Government moves to get tough on knife crime are welcome, but unlikely to be effective in limiting access to the weapons, says the father of a young man stabbed to death at a party.

Justice Minister Simon Power yesterday said the Government would adopt the recommendations made in a Ministry of Justice review of knife possession released this year.

Mr Power said the Crimes Act would be amended to lift the maximum penalty for possession of an offensive weapon from two to three years' imprisonment, while retaining the mandatory prison sentence for a second conviction for the same offence within two years.

Knives are involved in about 20 per cent of police arrests for possession of an offensive weapon, a crime which has been trending upward in recent years, particularly among those under 21.

The Government will also try to control young people's access to knives with the Ministry of Justice to work with retailers, local authorities and police to restrict the sale of knives to youth. The Government, however, has stopped short of a British-style ban on sales of knives to under-18s, which has been seen as ineffective. Education programmes are also planned for schools.

The moves have come as good news for Charlie Borrell, whose son, Augustine, was stabbed to death outside a Herne Bay party three years ago.

"I'm glad that he [Mr Power] is addressing this and identifying it as a problem that can only get worse, so it's great that some initiatives are being made."

However, Mr Borrell - who said he still gets angry and hurt when talking about the youth who took his son's life - was unconvinced lives would be saved by making it more difficult for young people to buy knives.

"My son died from a kitchen knife - what are you going to do?
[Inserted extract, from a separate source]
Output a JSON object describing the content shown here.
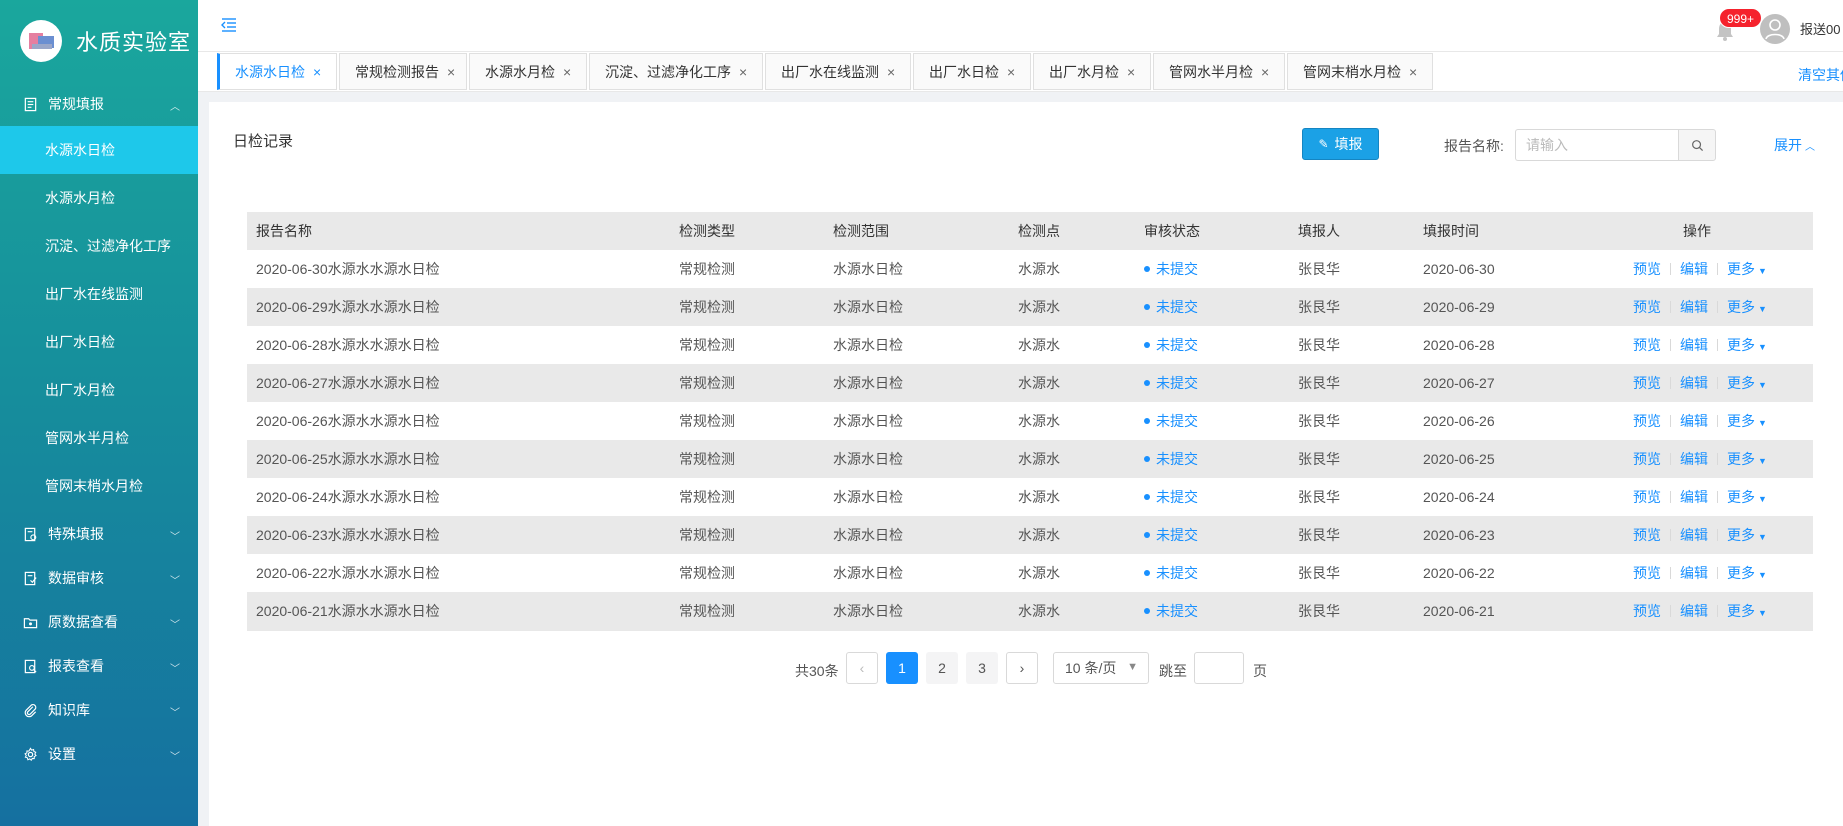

Youth do not go out shopping for a knife - they just grab what's available and my son died with just a standard steak knife from out of the kitchen drawer."

He did not believe any more than "a small percentage" of youth would absorb educational messages about the dangers of knives and didn't see that helping the problem.

Mr Borrell, whose son was killed by a youth already on bail for assault, said he favoured tougher sanctions against violent youth offenders, including short periods of incarceration, to "shock" them before they progressed to life-threatening crimes.

"It's easier to throw the book at them early on than after they've committed the ultimate crime when we, as taxpayers, cop a far bigger bill."

The Justice Ministry's knife review was ordered after Daryl Graydon, 26, was stabbed to death on an Auckland street by a man with a kitchen knife.

In sentencing Mr Graydon's attacker to life imprisonment, Justice Raynor Asher suggested a parliamentary review of knife possession laws.

Around the same time, the chairman of the Youth Justice Independent Advisory Group, Principal Youth Court Judge Andrew Becroft, also warned that the rise in knife crime overseas may be replicated here.

Yesterday, Mr Power said the measures were intended to "get ahead of a more systemic problem like, for example, we've seen in the UK over the last couple of years".

DEADLY CONSEQUENCES OF STAB ATTACKS
Daryl Graydon, 26, whose case sparked the review of knife possession laws, died after being stabbed following an altercation on a Howick street on December 8, 2007. The attacker, who has name suppression, was found guilty of murder and sentenced to life with a minimum non-parole period of 11 years.

Austin Hemmings was stabbed after he went to the aid of a woman being attacked in Mills Lane, central Auckland, in September 2008. Pauesi Brown has been charged with Hemmings' murder.

Mark McCutcheon, 34, was stabbed outside a hotel in Onga Onga in Central Hawkes Bay after intervening in an argument between a man and a woman. He was found dead at the wheel of his ute the next morning. Hulio Ataria, 22, received a minimum non-parole sentence of 11 years in prison for his murder.

Auckland Grammar School student Augustine Borrell, 17, died from a single stab wound to the chest outside a party in Auckland City's Herne Bay, on September 8, 2007. Haiden Mark Davis, 20, was given a life sentence with a minimum term of 10 years for his murder.

NEW MEASURES
* Maximum penalty for possession of an offensive weapon increased from two to three years.
* Police, local authorities and retailers to work on measures to restrict the sale of knives to young people.
* Police will work with schools to warn students of the dangers of carrying knives.
* Schools may also receive guidance about when they can search students.
* Police and other justice sector organisations will work on better information sharing around knife and other weapon use.